The Impossible Isn’t

The inherent playfulness of who we really are—Naked Mind—is endlessly luminous, shining as the perpetual creative potential of our ceaseless spontaneity.

Inconceivably playfully, just for the fun of it, we’ve wired up The Matrix to wire us up to grow out of make-believe. We have, moreover, wired it up to wire us up to believe escapism is perfectly harmless as long as we keep hard wired in our head the fundamental operating principle that actual escape from this so-called ‘reality’ we inhabit is totally impossible, that thinking otherwise is literally psycho.

What we’re doing in fact is no different from me and my little nephew playing monsters. We’re wiring up The Matrix to wire us up to make it as hard as as we can possibly think of to escape, because then when we do escape it’s all the more fun.

Indeed, every good story’s got to have not only a really good villain, but a really good crisis—the point at which the story has to go one way or the other. The hero gets totally crushed, or she totally triumphs. In really, really good stories at the moment of crisis, the hero’s plight looks hopeless. Triumph is impossible.

Which is precisely where we find ourselves.

We can crash The Matrix, sure. But, Dick tells us, it’s gonna take a literal miracle. It’s gonna take a sacrament, for chrissake—a SAC-RA-MENT.

And if that’s not hard enough to swallow, on top of that, Waite tells us, not only does Dick not even have the right sacrament, worse, we don’t even know what the right sacrament is.

Holy shit.

But in really, really, really good stories the impossible happens. Because the hero realizes the impossible only looks impossible. And it looks impossible only because we—the hero, us—we’re looking at it all wrong because we got our head wired all wrong. 

Then—bam!—the synapses untangle, the circuits rewire, the hero discovers the dazzling twist we—the hero, us—could never even dream of is staring us all right in the face.

Remember Interstellar? The “ghost” Murph thought haunted her bedroom when she was a kid turns out to be indeed real. The presence, the intelligence she sensed as a kid is her dad, Coop, messaging her from inside the tesseract, from outside spacetime using the stuttering secondhand on the watch he gave her to transmit, coded in Morse, the very information she needs to save all humankind. 

Escape isn’t impossible.

Become as little kids, just like Jesus tells us, and a realm unimagined opens.

Every little kid without exception, just like Clarke tells us, lases into a being of pure consciousness in a fierce moment of inconceivable metamorphosis.

Because all appearances—the way things look, whether it’s the bread and wine, whether it’s the totally impossible—the Tibetan Buddhists tell us, are the inherent playfulness and inexhaustible potential of the ceaseless spontaneity of Naked Mind.
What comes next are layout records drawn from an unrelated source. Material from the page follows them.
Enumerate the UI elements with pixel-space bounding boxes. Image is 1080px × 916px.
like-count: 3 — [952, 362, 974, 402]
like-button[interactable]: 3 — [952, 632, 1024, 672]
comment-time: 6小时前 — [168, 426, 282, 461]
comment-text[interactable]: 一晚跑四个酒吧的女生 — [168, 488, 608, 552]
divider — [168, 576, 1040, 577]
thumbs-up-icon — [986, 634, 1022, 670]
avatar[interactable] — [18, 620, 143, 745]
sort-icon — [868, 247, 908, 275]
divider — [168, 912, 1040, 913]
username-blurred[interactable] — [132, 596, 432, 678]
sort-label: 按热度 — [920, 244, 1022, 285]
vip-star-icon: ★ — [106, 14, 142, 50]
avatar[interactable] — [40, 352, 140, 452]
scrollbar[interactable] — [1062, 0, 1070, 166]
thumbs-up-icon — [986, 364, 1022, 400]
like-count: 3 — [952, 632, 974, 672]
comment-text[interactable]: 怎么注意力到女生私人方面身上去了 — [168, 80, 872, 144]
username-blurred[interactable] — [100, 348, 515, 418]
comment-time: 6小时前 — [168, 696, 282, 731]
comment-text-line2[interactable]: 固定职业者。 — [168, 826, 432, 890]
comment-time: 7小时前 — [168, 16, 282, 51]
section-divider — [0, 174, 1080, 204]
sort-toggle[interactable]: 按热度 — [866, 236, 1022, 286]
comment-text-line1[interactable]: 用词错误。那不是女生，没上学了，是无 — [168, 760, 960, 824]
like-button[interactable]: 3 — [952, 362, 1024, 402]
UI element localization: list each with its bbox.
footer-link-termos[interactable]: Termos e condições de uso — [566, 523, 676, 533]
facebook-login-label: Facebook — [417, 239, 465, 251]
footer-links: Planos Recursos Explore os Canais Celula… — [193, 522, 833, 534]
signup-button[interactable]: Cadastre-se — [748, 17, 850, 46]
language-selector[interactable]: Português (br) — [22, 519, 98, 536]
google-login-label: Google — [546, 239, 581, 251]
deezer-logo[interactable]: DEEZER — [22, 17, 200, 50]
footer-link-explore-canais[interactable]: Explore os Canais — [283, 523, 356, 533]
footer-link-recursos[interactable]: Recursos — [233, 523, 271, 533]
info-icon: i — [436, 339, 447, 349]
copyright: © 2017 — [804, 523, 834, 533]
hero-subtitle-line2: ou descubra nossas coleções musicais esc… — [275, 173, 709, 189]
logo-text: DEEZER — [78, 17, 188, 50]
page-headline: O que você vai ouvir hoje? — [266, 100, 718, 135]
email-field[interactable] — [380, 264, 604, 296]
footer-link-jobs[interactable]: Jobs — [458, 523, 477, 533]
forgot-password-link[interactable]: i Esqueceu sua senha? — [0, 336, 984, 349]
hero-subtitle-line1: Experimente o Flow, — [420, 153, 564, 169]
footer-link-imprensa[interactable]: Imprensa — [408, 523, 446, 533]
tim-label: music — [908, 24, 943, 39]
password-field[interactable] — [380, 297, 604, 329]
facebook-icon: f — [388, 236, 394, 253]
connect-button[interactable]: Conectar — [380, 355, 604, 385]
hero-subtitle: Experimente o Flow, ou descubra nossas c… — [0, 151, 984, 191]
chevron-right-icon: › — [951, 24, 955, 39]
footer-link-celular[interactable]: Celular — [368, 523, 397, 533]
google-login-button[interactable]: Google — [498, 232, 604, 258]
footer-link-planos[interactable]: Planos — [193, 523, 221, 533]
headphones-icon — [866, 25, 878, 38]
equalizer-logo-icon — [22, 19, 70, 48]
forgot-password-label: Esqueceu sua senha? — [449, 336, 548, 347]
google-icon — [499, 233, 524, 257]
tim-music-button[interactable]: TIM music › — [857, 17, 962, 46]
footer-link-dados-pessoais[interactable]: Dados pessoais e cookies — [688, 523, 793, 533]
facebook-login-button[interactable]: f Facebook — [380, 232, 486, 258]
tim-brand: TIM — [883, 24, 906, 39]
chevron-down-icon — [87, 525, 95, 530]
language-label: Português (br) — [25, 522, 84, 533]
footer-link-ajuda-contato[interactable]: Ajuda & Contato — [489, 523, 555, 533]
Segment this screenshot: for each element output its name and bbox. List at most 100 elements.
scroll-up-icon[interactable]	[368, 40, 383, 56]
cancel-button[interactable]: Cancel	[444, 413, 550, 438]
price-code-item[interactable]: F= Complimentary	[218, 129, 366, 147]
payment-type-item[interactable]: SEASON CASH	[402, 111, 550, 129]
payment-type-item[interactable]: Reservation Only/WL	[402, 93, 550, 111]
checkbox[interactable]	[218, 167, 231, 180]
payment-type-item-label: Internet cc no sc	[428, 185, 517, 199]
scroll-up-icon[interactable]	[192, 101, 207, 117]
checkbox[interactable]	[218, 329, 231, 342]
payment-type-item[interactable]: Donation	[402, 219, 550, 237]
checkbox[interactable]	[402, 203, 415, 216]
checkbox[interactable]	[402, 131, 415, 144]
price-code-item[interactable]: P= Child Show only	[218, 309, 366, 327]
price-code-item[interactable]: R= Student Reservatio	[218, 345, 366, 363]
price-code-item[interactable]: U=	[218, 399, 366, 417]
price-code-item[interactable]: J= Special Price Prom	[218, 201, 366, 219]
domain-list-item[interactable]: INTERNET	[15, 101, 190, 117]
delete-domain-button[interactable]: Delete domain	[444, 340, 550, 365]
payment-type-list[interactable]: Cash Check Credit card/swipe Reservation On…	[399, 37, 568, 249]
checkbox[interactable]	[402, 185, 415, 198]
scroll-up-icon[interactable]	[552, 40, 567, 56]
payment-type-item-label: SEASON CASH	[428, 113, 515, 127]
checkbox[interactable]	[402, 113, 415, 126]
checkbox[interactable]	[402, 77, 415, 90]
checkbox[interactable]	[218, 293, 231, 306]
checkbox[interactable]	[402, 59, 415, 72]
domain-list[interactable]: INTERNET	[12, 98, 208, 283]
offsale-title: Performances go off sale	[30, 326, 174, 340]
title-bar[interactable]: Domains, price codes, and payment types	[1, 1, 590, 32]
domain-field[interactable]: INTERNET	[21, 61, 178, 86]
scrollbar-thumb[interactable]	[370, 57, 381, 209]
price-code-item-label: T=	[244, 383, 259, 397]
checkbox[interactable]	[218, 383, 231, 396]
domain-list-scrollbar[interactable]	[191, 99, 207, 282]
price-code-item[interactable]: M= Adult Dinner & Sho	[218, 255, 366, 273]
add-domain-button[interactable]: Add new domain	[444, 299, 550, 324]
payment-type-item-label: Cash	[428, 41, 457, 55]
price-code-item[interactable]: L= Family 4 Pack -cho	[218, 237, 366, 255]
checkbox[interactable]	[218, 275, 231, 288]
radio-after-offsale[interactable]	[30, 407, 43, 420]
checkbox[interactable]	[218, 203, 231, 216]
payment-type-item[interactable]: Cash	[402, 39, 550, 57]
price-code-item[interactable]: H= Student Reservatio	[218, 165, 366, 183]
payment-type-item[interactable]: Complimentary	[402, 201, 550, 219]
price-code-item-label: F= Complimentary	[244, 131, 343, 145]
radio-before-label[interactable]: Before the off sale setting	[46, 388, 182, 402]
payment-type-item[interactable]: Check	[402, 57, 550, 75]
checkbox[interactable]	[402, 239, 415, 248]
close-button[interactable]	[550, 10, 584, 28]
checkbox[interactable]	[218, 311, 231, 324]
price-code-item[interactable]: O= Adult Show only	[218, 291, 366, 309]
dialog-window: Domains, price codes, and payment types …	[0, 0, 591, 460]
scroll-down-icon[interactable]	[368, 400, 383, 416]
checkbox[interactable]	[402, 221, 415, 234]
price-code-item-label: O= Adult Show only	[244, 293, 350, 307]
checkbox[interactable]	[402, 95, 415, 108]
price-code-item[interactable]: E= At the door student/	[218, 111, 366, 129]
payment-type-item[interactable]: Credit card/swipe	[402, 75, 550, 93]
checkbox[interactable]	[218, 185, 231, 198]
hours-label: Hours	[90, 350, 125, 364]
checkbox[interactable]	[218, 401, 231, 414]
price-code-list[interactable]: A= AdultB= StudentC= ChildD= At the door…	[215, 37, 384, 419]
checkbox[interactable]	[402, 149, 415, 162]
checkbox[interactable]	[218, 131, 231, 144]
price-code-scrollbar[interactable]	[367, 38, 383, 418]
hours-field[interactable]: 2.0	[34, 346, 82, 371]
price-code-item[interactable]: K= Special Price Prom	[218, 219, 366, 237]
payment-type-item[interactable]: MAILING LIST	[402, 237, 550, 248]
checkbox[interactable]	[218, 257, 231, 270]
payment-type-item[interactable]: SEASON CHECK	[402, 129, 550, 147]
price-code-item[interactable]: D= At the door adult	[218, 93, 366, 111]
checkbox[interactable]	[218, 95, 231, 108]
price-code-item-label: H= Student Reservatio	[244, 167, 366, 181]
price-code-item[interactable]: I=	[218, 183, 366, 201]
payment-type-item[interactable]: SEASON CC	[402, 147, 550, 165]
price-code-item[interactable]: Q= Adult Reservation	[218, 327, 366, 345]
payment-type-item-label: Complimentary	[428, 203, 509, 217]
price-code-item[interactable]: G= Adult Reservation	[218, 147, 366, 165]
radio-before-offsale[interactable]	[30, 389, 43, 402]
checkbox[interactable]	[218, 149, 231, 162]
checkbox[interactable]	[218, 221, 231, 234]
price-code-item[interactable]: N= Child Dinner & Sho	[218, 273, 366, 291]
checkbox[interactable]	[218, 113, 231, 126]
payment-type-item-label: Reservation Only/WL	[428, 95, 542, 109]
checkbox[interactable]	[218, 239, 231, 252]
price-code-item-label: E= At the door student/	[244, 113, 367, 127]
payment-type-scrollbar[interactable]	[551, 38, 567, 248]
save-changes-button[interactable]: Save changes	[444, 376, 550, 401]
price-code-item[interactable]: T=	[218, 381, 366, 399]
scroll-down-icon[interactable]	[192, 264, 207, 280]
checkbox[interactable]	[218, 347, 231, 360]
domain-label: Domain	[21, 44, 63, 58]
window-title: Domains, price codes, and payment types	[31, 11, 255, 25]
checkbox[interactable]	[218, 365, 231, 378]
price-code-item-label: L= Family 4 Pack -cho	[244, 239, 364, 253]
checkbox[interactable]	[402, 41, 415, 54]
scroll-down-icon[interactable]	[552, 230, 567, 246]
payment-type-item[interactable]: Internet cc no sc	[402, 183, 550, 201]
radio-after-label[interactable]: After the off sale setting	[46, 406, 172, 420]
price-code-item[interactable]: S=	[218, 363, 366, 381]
Recognize The Matrix—aka the bread and wine, aka the totally impossible—recognize all appearances as the form of your own mind. Recognition and liberation are simultaneous. 

Recognize The Matrix—the bread and wine, the totally impossible—as coming forth from your own brain and shining vividly upon you, and in a soundless concussion of light, as Clarke says, it gives up its energies

The Matrix—the bread and wine, the totally impossible—is no more. Just as Clarke tells us.

Instead all that’s left is all there ever was. Pure Consciousness. Naked Mind. At play.